Computes the current action, value estimate, and log-probability of the action.
Stores additional policy distribution info: mean and standard deviation.
Saves both actor observations and critic observations for training later.
Return the chosen action to be executed in the environment.

1.6 Processing environment step (process_env_step)

def process_env_step(self, rewards, dones, infos):
    self.transition.rewards = rewards.clone()
    self.transition.dones = dones
    # Bootstrapping on time outs
    if 'time_outs' in infos:
        self.transition.rewards += self.gamma * torch.squeeze(self.transition.values * infos['time_outs'].unsqueeze(1).to(self.device), 1)

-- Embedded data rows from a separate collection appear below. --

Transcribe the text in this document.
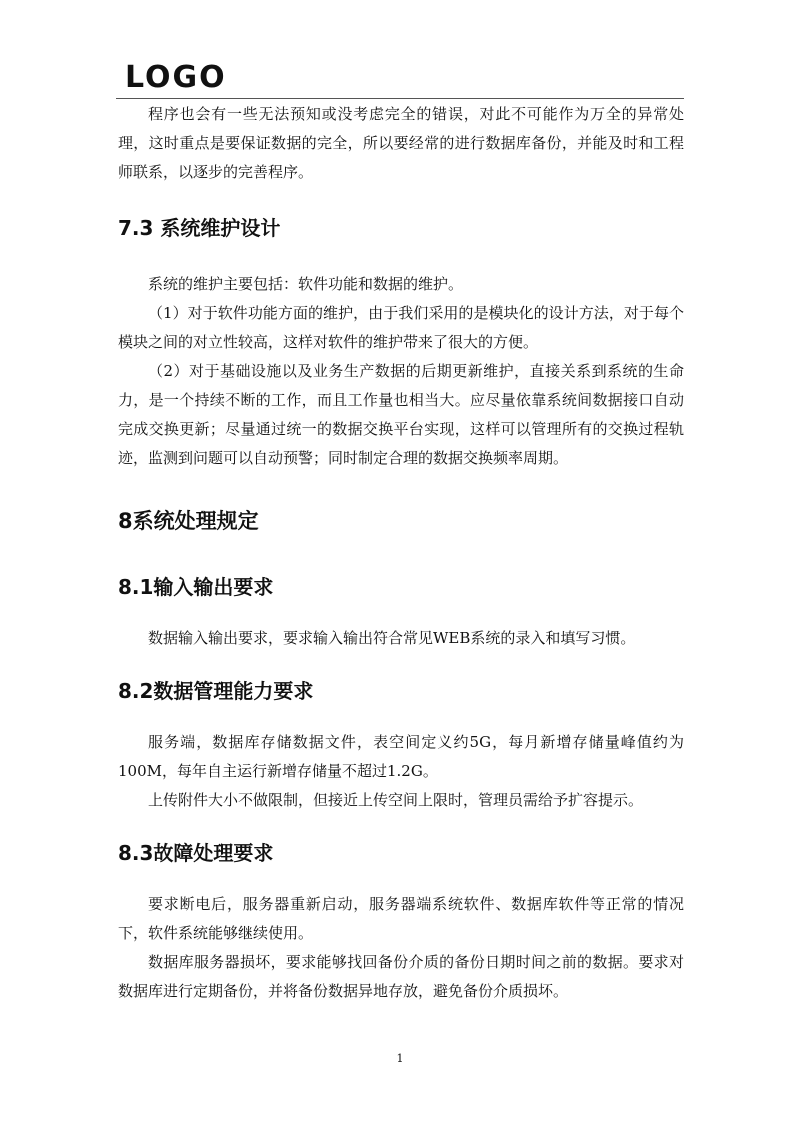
LOGO

程序也会有一些无法预知或没考虑完全的错误，对此不可能作为万全的异常处理，这时重点是要保证数据的完全，所以要经常的进行数据库备份，并能及时和工程师联系，以逐步的完善程序。

7.3 系统维护设计

系统的维护主要包括：软件功能和数据的维护。

（1）对于软件功能方面的维护，由于我们采用的是模块化的设计方法，对于每个模块之间的对立性较高，这样对软件的维护带来了很大的方便。

（2）对于基础设施以及业务生产数据的后期更新维护，直接关系到系统的生命力，是一个持续不断的工作，而且工作量也相当大。应尽量依靠系统间数据接口自动完成交换更新；尽量通过统一的数据交换平台实现，这样可以管理所有的交换过程轨迹，监测到问题可以自动预警；同时制定合理的数据交换频率周期。

8系统处理规定
8.1输入输出要求

数据输入输出要求，要求输入输出符合常见WEB系统的录入和填写习惯。

8.2数据管理能力要求

服务端，数据库存储数据文件，表空间定义约5G，每月新增存储量峰值约为100M，每年自主运行新增存储量不超过1.2G。

上传附件大小不做限制，但接近上传空间上限时，管理员需给予扩容提示。

8.3故障处理要求

要求断电后，服务器重新启动，服务器端系统软件、数据库软件等正常的情况下，软件系统能够继续使用。

数据库服务器损坏，要求能够找回备份介质的备份日期时间之前的数据。要求对数据库进行定期备份，并将备份数据异地存放，避免备份介质损坏。

1
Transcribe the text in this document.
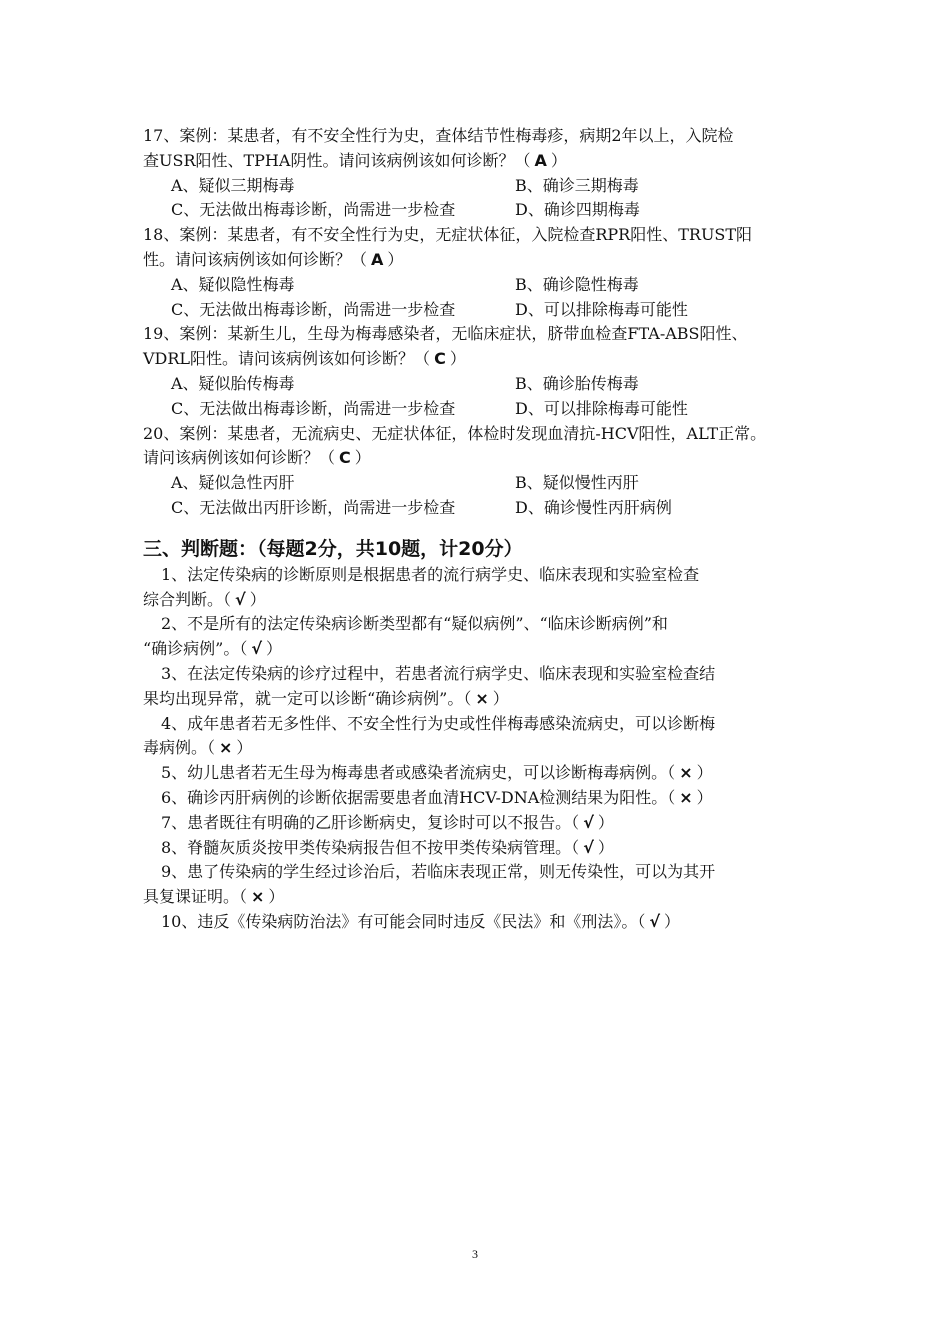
17、案例：某患者，有不安全性行为史，查体结节性梅毒疹，病期2年以上，入院检
查USR阳性、TPHA阴性。请问该病例该如何诊断？（ A ）
A、疑似三期梅毒	B、确诊三期梅毒
C、无法做出梅毒诊断，尚需进一步检查	D、确诊四期梅毒
18、案例：某患者，有不安全性行为史，无症状体征，入院检查RPR阳性、TRUST阳
性。请问该病例该如何诊断？（ A ）
A、疑似隐性梅毒	B、确诊隐性梅毒
C、无法做出梅毒诊断，尚需进一步检查	D、可以排除梅毒可能性
19、案例：某新生儿，生母为梅毒感染者，无临床症状，脐带血检查FTA-ABS阳性、
VDRL阳性。请问该病例该如何诊断？（ C ）
A、疑似胎传梅毒	B、确诊胎传梅毒
C、无法做出梅毒诊断，尚需进一步检查	D、可以排除梅毒可能性
20、案例：某患者，无流病史、无症状体征，体检时发现血清抗-HCV阳性，ALT正常。
请问该病例该如何诊断？（ C ）
A、疑似急性丙肝	B、疑似慢性丙肝
C、无法做出丙肝诊断，尚需进一步检查	D、确诊慢性丙肝病例
三、判断题：（每题2分，共10题，计20分）
1、法定传染病的诊断原则是根据患者的流行病学史、临床表现和实验室检查
综合判断。（ √ ）
2、不是所有的法定传染病诊断类型都有“疑似病例”、“临床诊断病例”和
“确诊病例”。（ √ ）
3、在法定传染病的诊疗过程中，若患者流行病学史、临床表现和实验室检查结
果均出现异常，就一定可以诊断“确诊病例”。（ × ）
4、成年患者若无多性伴、不安全性行为史或性伴梅毒感染流病史，可以诊断梅
毒病例。（ × ）
5、幼儿患者若无生母为梅毒患者或感染者流病史，可以诊断梅毒病例。（ × ）
6、确诊丙肝病例的诊断依据需要患者血清HCV-DNA检测结果为阳性。（ × ）
7、患者既往有明确的乙肝诊断病史，复诊时可以不报告。（ √ ）
8、脊髓灰质炎按甲类传染病报告但不按甲类传染病管理。（ √ ）
9、患了传染病的学生经过诊治后，若临床表现正常，则无传染性，可以为其开
具复课证明。（ × ）
10、违反《传染病防治法》有可能会同时违反《民法》和《刑法》。（ √ ）
3
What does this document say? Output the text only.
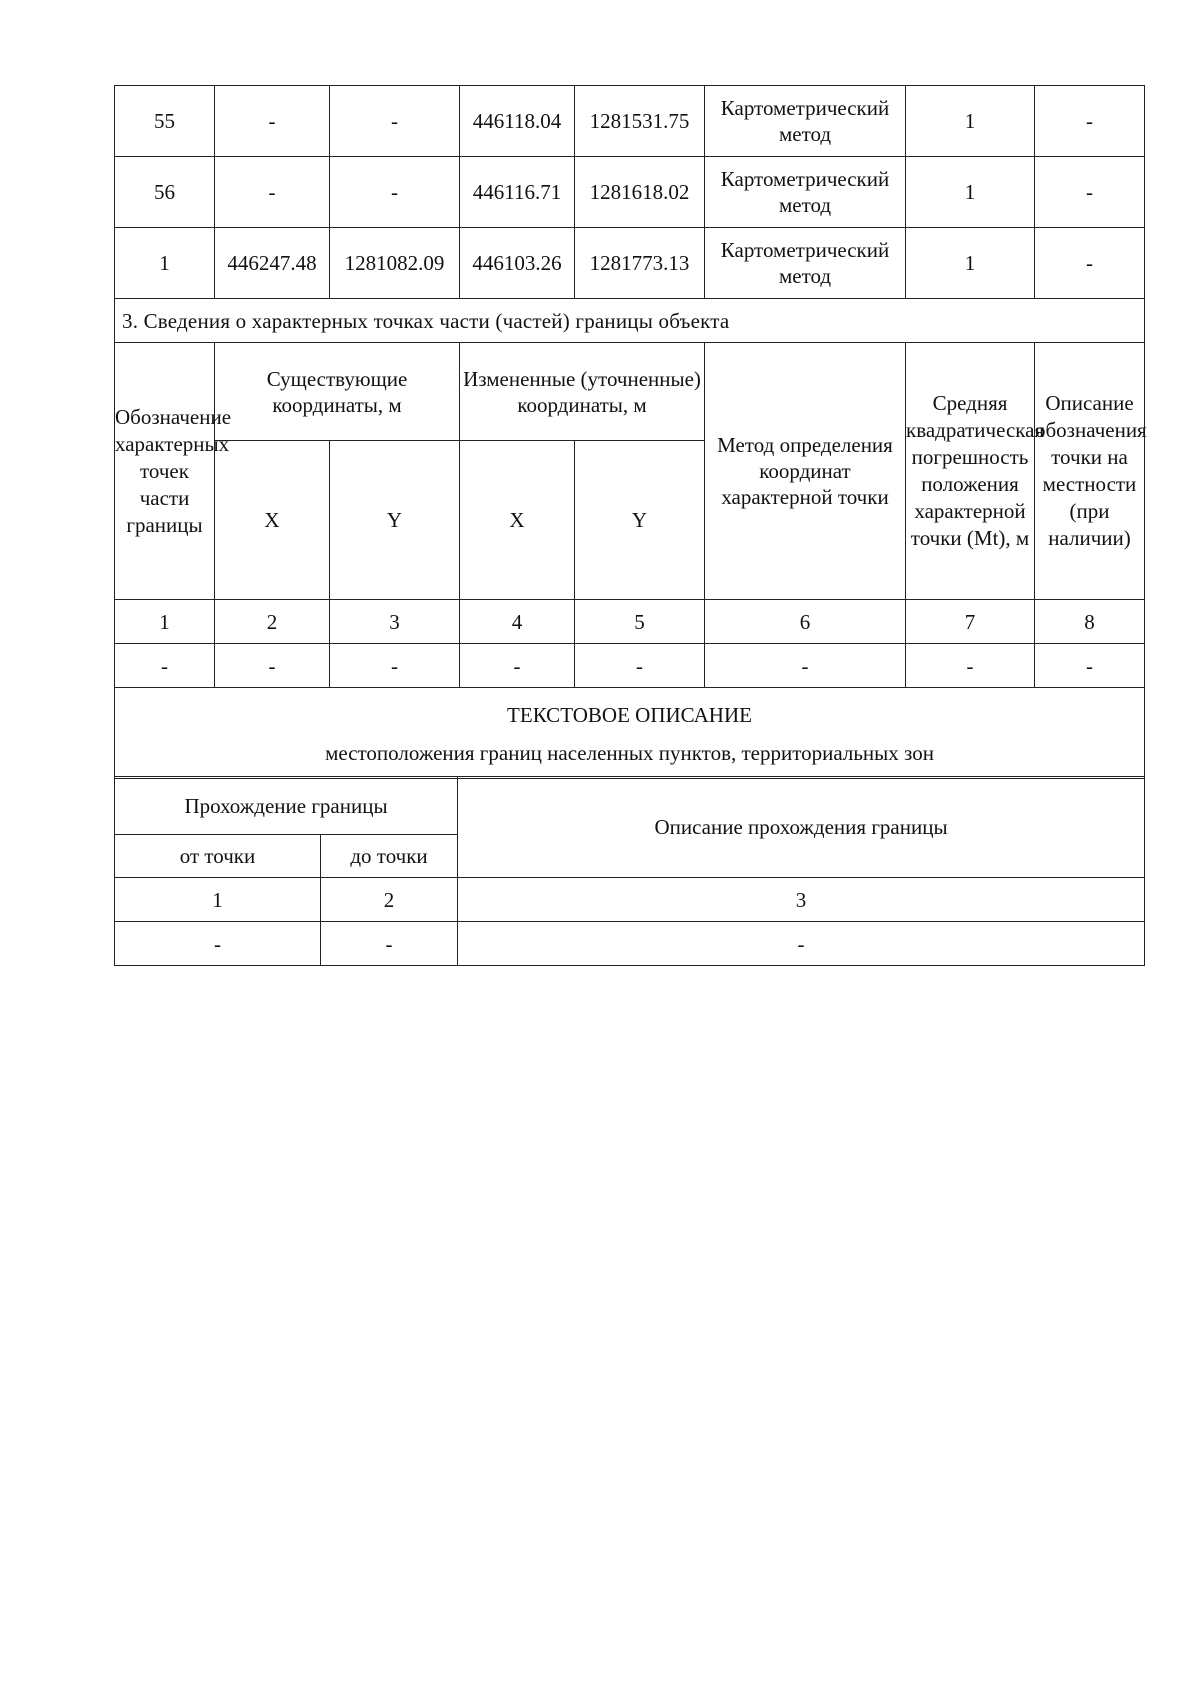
55	-	-	446118.04	1281531.75	Картометрический метод	1	-
56	-	-	446116.71	1281618.02	Картометрический метод	1	-
1	446247.48	1281082.09	446103.26	1281773.13	Картометрический метод	1	-
3. Сведения о характерных точках части (частей) границы объекта							
Обозначение характерных точек части границы	Существующие координаты, м		Измененные (уточненные) координаты, м		Метод определения координат характерной точки	Средняя квадратическая погрешность положения характерной точки (Mt), м	Описание обозначения точки на местности (при наличии)
	X	Y	X	Y			
1	2	3	4	5	6	7	8
-	-	-	-	-	-	-	-

ТЕКСТОВОЕ ОПИСАНИЕ
местоположения границ населенных пунктов, территориальных зон							
Прохождение границы		Описание прохождения границы
от точки	до точки	
1	2	3
-	-	-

    # Record the transition
    self.storage.add_transitions(self.transition)
    self.transition.clear()
    self.actor_critic.reset(dones)

Stores rewards and done flags into the transition.
If an episode ends due to a timeout, it adds a bootstrap value to the reward (so the agent still learns from that state).
Adds the current transition to rollout storage.
Clears transition for the next step.
Resets the actor-critic if episodes ended.

1.7 Compute returns (compute_returns)

def compute_returns(self, last_critic_obs):
    last_values = self.actor_critic.evaluate(last_critic_obs).detach()
    self.storage.compute_returns(last_values, self.gamma, self.lam)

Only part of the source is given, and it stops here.